Henry David Thoreau

As a Junior in High School, my AP Language and Composition teacher assigned us to read Henry David Thoreau's Walden.  Yes, this would be the book that sold a grand total of seven (I think it was seven, at least) copies during Thoreau's lifetime, three of which to his own mother.

I despised Walden far more for Thoreau's literary personality that the dry quality of his speech.  Thoreau's a literary snob.  He finds it necessary to go off on a tangent in Latin, and then explain it in plain-man's English for those of us too dumb to understand his high-class level of speech.  Thoreau is a self-proclaimed man who "marched to the beat of his own drummer."  Or so he wished to believe.  He lived in the wilderness for two years, two months, and two days, and in that time he lived his life-SUPPOSEDLY- vegetarian, alone, and nobly by-passing the prosperity of normal life and finding the true meaning.

In fact, Thoreau didn't do any of this.  He preached it.  He looked down on those who didn't follow this philosophy.  But he was a hypocrite.  He would cook only vegetables for himself, but if his mother cooked him all sorts of blood-infested yum-yums, that was quite all right.  He lived alone, but would have parties of thirty of his old city friends in his hovel.  And by-passing prosperity and living off the land?  Hardly.  He spent some thirty dollars while living at Walden Pond, for which this book was named.  Probably less than he would have spent, but that is far from by-passing prosperity in the era of transcendentalism.  \

Frankly, I couldn't stand Thoreau because I thought he was an ass.

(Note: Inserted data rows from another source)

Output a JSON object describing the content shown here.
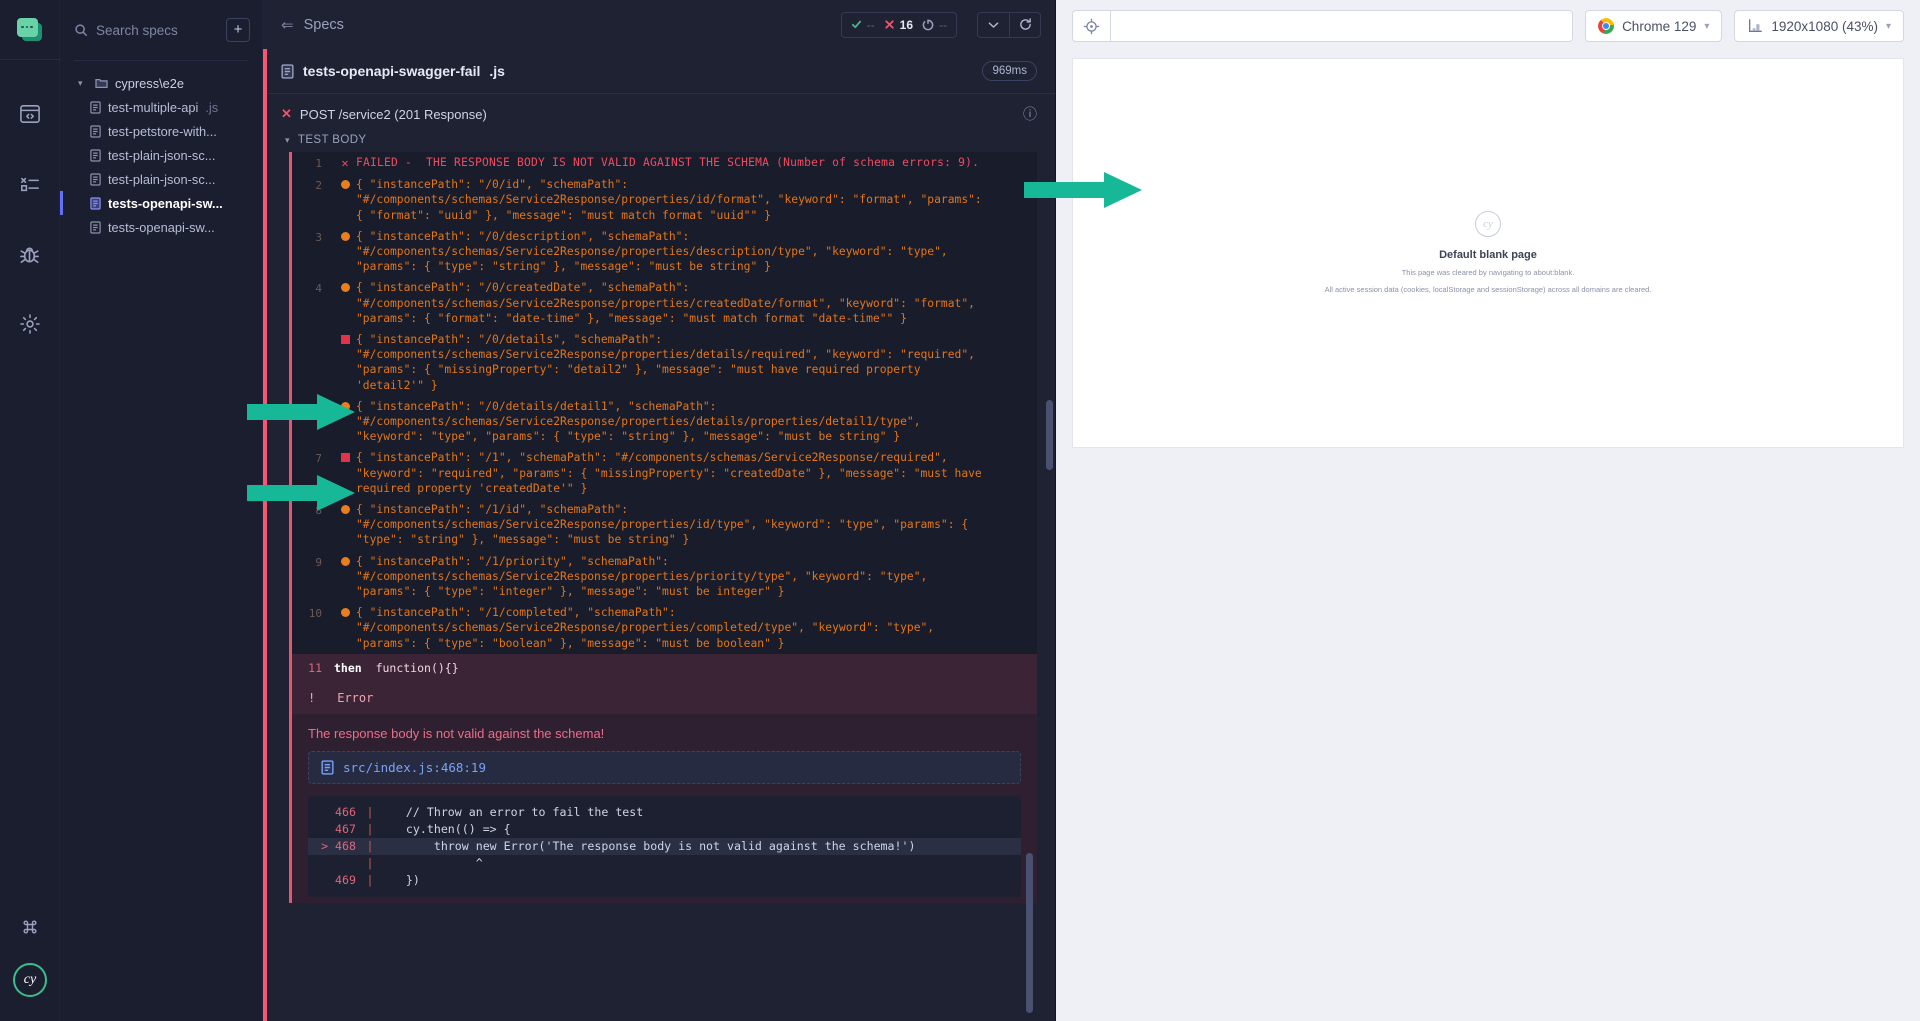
{
  "rail": {
    "logo_name": "cypress-logo",
    "items": [
      {
        "name": "runs-icon",
        "glyph": "browser-code"
      },
      {
        "name": "specs-icon",
        "glyph": "list"
      },
      {
        "name": "debug-icon",
        "glyph": "bug"
      },
      {
        "name": "settings-icon",
        "glyph": "gear"
      }
    ],
    "bottom": [
      {
        "name": "keyboard-shortcuts-icon",
        "glyph": "command"
      },
      {
        "name": "cypress-account-badge",
        "label": "cy"
      }
    ]
  },
  "specs_panel": {
    "search_placeholder": "Search specs",
    "add_button_label": "+",
    "tree": [
      {
        "type": "folder",
        "label": "cypress\\e2e",
        "expanded": true
      },
      {
        "type": "file",
        "label": "test-multiple-api",
        "ext": ".js",
        "selected": false
      },
      {
        "type": "file",
        "label": "test-petstore-with...",
        "ext": "",
        "selected": false
      },
      {
        "type": "file",
        "label": "test-plain-json-sc...",
        "ext": "",
        "selected": false
      },
      {
        "type": "file",
        "label": "test-plain-json-sc...",
        "ext": "",
        "selected": false
      },
      {
        "type": "file",
        "label": "tests-openapi-sw...",
        "ext": "",
        "selected": true
      },
      {
        "type": "file",
        "label": "tests-openapi-sw...",
        "ext": "",
        "selected": false
      }
    ]
  },
  "reporter": {
    "header": {
      "back_label": "Specs",
      "stats": [
        {
          "name": "passed",
          "icon": "check",
          "value": "--"
        },
        {
          "name": "failed",
          "icon": "cross",
          "value": "16"
        },
        {
          "name": "pending",
          "icon": "circle-dashed",
          "value": "--"
        }
      ],
      "controls": [
        {
          "name": "chevron-down-button",
          "glyph": "v"
        },
        {
          "name": "restart-button",
          "glyph": "refresh"
        }
      ]
    },
    "spec": {
      "name": "tests-openapi-swagger-fail",
      "ext": ".js",
      "duration": "969ms"
    },
    "test": {
      "title": "POST /service2 (201 Response)",
      "body_label": "TEST BODY",
      "lines": [
        {
          "num": "1",
          "marker": "x",
          "kind": "failed",
          "text": "FAILED -  THE RESPONSE BODY IS NOT VALID AGAINST THE SCHEMA (Number of schema errors: 9)."
        },
        {
          "num": "2",
          "marker": "dot",
          "kind": "normal",
          "text": "{ \"instancePath\": \"/0/id\", \"schemaPath\":\n\"#/components/schemas/Service2Response/properties/id/format\", \"keyword\": \"format\", \"params\":\n{ \"format\": \"uuid\" }, \"message\": \"must match format \"uuid\"\" }"
        },
        {
          "num": "3",
          "marker": "dot",
          "kind": "normal",
          "text": "{ \"instancePath\": \"/0/description\", \"schemaPath\":\n\"#/components/schemas/Service2Response/properties/description/type\", \"keyword\": \"type\",\n\"params\": { \"type\": \"string\" }, \"message\": \"must be string\" }"
        },
        {
          "num": "4",
          "marker": "dot",
          "kind": "normal",
          "text": "{ \"instancePath\": \"/0/createdDate\", \"schemaPath\":\n\"#/components/schemas/Service2Response/properties/createdDate/format\", \"keyword\": \"format\",\n\"params\": { \"format\": \"date-time\" }, \"message\": \"must match format \"date-time\"\" }"
        },
        {
          "num": "",
          "marker": "square",
          "kind": "normal",
          "text": "{ \"instancePath\": \"/0/details\", \"schemaPath\":\n\"#/components/schemas/Service2Response/properties/details/required\", \"keyword\": \"required\",\n\"params\": { \"missingProperty\": \"detail2\" }, \"message\": \"must have required property\n'detail2'\" }"
        },
        {
          "num": "",
          "marker": "dot",
          "kind": "normal",
          "text": "{ \"instancePath\": \"/0/details/detail1\", \"schemaPath\":\n\"#/components/schemas/Service2Response/properties/details/properties/detail1/type\",\n\"keyword\": \"type\", \"params\": { \"type\": \"string\" }, \"message\": \"must be string\" }"
        },
        {
          "num": "7",
          "marker": "square",
          "kind": "normal",
          "text": "{ \"instancePath\": \"/1\", \"schemaPath\": \"#/components/schemas/Service2Response/required\",\n\"keyword\": \"required\", \"params\": { \"missingProperty\": \"createdDate\" }, \"message\": \"must have\nrequired property 'createdDate'\" }"
        },
        {
          "num": "8",
          "marker": "dot",
          "kind": "normal",
          "text": "{ \"instancePath\": \"/1/id\", \"schemaPath\":\n\"#/components/schemas/Service2Response/properties/id/type\", \"keyword\": \"type\", \"params\": {\n\"type\": \"string\" }, \"message\": \"must be string\" }"
        },
        {
          "num": "9",
          "marker": "dot",
          "kind": "normal",
          "text": "{ \"instancePath\": \"/1/priority\", \"schemaPath\":\n\"#/components/schemas/Service2Response/properties/priority/type\", \"keyword\": \"type\",\n\"params\": { \"type\": \"integer\" }, \"message\": \"must be integer\" }"
        },
        {
          "num": "10",
          "marker": "dot",
          "kind": "normal",
          "text": "{ \"instancePath\": \"/1/completed\", \"schemaPath\":\n\"#/components/schemas/Service2Response/properties/completed/type\", \"keyword\": \"type\",\n\"params\": { \"type\": \"boolean\" }, \"message\": \"must be boolean\" }"
        }
      ],
      "then_line": {
        "num": "11",
        "keyword": "then",
        "code": "function(){}"
      }
    },
    "error": {
      "badge": "!",
      "title": "Error",
      "message": "The response body is not valid against the schema!",
      "file_link": "src/index.js:468:19",
      "code_frame": [
        {
          "num": "466",
          "marker": "",
          "text": "    // Throw an error to fail the test",
          "highlight": false
        },
        {
          "num": "467",
          "marker": "",
          "text": "    cy.then(() => {",
          "highlight": false
        },
        {
          "num": "468",
          "marker": ">",
          "text": "        throw new Error('The response body is not valid against the schema!')",
          "highlight": true
        },
        {
          "num": "",
          "marker": "",
          "text": "              ^",
          "highlight": false
        },
        {
          "num": "469",
          "marker": "",
          "text": "    })",
          "highlight": false
        }
      ]
    }
  },
  "aut": {
    "selector_playground_icon": "crosshair-icon",
    "url_value": "",
    "url_placeholder": "",
    "browser": {
      "label": "Chrome 129",
      "icon": "chrome-icon"
    },
    "viewport": {
      "label": "1920x1080 (43%)",
      "icon": "viewport-icon"
    },
    "blank_page": {
      "logo": "cy",
      "title": "Default blank page",
      "line1": "This page was cleared by navigating to about:blank.",
      "line2": "All active session data (cookies, localStorage and sessionStorage) across all domains are cleared."
    }
  },
  "annotations": {
    "arrow_color": "#16b898",
    "arrows": [
      {
        "name": "arrow-to-failed-line",
        "target": "failed-summary-line"
      },
      {
        "name": "arrow-to-details-required-line",
        "target": "schema-error-details-required"
      },
      {
        "name": "arrow-to-detail1-type-line",
        "target": "schema-error-detail1-type"
      }
    ]
  }
}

And, recently, my English assigned us a project.  We were to live as Thoreau lived.  Think as he thought.  Do as he would do.  So we were to find a time to spend out in nature, do an act out of the norm, and just look at things through questioning eyes.  Not too difficult, I found.  I was already living that way, to an extent.

But now, I find myself thinking... How many people out there live as Thoreau lived?  How many find themselves wandering in order to find themselves?  So, my question to you is...  What do you do to change the world?  Do you find it absolutely necessary to build yourself a hut in the woods to find yourself and protest against society?  Or do you do something different?  I want to know.  Tell me.